Three states enact consumer protections from step therapy
Arizona (S.B. 1270), Nebraska (L.B. 337), and Oregon (S.B. 2517) enacted new laws this quarter to protect consumers from the use of step therapy or "fail first" protocols by state-regulated health plans, joining Arkansas which enacted protections earlier this year).
Step therapy is an increasingly common cost-containment tactic used by insurers that require a patient to fail on a lower-cost drug therapy before gaining access to the higher-cost therapy prescribed by their physician. It is exceptionally inappropriate for persons with bleeding disorders for whom a treatment failure can be life-threatening or result in permanent joint damage.
The new laws in Arizona and Oregon largely follow the "model" language used by most states (though Arizona is not effective until 2023), which require insurers to respond to subscriber requests for an exception to step therapy protocols within 72 hours (or 24 hours in an urgent case). The Nebraska law creates longer timeframes. However, for all three states the request is deemed to be approved if the insurer fails to respond within the designated period.
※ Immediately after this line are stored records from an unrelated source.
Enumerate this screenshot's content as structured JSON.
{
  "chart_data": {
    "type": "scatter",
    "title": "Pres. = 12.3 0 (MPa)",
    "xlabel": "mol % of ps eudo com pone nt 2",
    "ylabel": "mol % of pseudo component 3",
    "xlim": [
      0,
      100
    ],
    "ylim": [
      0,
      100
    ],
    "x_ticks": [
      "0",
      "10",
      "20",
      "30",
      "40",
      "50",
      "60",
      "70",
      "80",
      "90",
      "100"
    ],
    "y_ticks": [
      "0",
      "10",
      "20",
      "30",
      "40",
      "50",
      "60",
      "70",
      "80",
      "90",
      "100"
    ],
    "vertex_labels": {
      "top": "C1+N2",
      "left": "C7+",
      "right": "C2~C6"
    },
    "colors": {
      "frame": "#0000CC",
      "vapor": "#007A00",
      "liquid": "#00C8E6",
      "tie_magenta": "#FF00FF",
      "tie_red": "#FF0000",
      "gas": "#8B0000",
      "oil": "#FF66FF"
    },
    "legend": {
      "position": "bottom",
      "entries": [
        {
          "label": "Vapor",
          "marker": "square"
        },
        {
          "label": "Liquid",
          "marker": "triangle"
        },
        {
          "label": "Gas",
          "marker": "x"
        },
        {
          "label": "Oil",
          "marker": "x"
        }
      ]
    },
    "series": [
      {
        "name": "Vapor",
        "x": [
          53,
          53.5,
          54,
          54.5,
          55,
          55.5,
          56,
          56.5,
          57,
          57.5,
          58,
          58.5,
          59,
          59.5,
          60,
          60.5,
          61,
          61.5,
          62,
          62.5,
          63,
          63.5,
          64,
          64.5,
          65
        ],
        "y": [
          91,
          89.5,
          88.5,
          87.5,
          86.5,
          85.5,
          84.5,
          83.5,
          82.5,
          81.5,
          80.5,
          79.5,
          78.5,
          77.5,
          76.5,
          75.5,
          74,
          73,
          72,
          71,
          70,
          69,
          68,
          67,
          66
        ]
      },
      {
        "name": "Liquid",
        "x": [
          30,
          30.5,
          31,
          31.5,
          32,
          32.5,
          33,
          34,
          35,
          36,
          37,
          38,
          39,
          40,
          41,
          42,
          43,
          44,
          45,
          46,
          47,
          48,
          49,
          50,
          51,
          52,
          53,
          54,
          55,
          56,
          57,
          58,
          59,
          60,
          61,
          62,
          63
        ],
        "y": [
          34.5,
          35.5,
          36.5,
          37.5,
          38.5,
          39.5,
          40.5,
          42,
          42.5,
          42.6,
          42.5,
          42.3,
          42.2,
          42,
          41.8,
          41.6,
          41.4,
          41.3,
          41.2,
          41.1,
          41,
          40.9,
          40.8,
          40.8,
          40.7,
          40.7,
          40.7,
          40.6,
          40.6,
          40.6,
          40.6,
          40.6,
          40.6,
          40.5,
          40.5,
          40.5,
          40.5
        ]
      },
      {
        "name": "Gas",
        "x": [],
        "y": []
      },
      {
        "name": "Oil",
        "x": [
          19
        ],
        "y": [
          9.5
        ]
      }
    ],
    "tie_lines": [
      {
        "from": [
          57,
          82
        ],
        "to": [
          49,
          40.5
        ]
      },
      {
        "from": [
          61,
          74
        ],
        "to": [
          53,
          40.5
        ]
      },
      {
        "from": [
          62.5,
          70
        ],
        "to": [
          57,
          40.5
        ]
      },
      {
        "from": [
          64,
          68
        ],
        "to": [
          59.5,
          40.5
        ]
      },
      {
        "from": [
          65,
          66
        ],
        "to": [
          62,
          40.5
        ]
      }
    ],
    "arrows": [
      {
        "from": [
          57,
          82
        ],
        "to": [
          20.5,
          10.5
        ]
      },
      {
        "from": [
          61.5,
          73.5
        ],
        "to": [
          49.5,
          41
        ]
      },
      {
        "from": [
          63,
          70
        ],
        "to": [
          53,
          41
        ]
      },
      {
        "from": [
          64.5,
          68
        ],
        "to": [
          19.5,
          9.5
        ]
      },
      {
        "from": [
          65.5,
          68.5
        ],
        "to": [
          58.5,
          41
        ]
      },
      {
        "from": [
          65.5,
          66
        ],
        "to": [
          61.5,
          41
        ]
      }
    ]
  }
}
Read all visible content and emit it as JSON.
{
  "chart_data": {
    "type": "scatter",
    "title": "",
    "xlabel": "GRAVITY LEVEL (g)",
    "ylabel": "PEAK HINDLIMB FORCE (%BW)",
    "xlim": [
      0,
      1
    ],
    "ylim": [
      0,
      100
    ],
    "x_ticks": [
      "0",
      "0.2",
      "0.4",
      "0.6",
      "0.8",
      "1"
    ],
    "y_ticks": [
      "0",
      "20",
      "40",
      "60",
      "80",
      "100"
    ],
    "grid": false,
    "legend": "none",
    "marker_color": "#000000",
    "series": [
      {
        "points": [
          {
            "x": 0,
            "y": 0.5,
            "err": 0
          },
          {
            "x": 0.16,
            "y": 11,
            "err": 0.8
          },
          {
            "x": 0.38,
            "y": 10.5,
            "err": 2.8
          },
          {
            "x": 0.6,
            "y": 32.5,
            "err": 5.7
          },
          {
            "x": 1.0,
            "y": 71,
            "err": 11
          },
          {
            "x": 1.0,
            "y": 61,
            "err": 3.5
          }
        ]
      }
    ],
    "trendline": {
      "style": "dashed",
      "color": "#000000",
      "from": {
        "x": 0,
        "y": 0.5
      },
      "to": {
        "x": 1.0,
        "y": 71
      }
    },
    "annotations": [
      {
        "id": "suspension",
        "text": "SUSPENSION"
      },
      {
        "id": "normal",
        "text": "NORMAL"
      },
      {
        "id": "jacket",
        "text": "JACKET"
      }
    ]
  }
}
Step therapy bills are still under consideration in several states including California, Massachusetts, New Jersey, New York, and Pennsylvania. In all, more than 30 states have now put in place some form of step therapy protections, although only about 18 are considered "comprehensive". Federal legislation that would provide comparable protections for large-group and self-funded plans (S. 464) was recently reintroduced in Congress.
Three states create Rare Disease Advisory Councils
Legislation was enacted last quarter to create Rare Disease Advisory Councils (RDACs) in three new states. The victories in Florida (S.B. 272), Louisiana (H.B. 460), and South Carolina (through the state budget) brings to 20 the number of states that established RDACs since North Carolina became the first in 2015.
RDACs are advisory bodies composed of legislators, regulators, providers, patients and patient advocacy organizations, and industry representatives that help ensure the concerns of the rare disease community are heard and addressed by state policymakers.
Record numbers sign-up for coverage during COVID special enrollment period
New figures released this month by CMS show that a record 2.1 million Americans have signed up for coverage since the agency re-opened the Affordable Care Act (ACA) Marketplaces in February.
The 2.1 million total is more than three times the enrollment during typical SEPs. Florida, which traditionally leads the nation in overall Marketplace enrollment, signed up more than 413,000 consumers during the SEP, which is 27 percent of the nationwide total. Three-quarters of all new Marketplace enrollees are from the 13 states that have refused to participate in the Medicaid expansion under the ACA (including Florida, North Carolina, and Texas).
According to CMS, enhanced premium subsidies under the American Rescue Plan (ARP) passed by Congress last March has made average Marketplace premiums 25 percent less costly. As a result, 34 percent of SEP consumers enrolled in coverage that costs them $10 or less per month. Data from ACA Signups show that consumers in non-expansion states have benefited the most from this dramatic increase in plan affordability.
The Special Enrollment Period (SEP) created in response to COVID-19 runs through August 15th for the 36 states participating in the federally-facilitated Marketplace. The 14 states operating their own Marketplaces can have differing deadlines, including New Jersey (which runs until November 30th), California and New York (through December 31st), or the District of Columbia (which expires at the formal end of the public health emergency).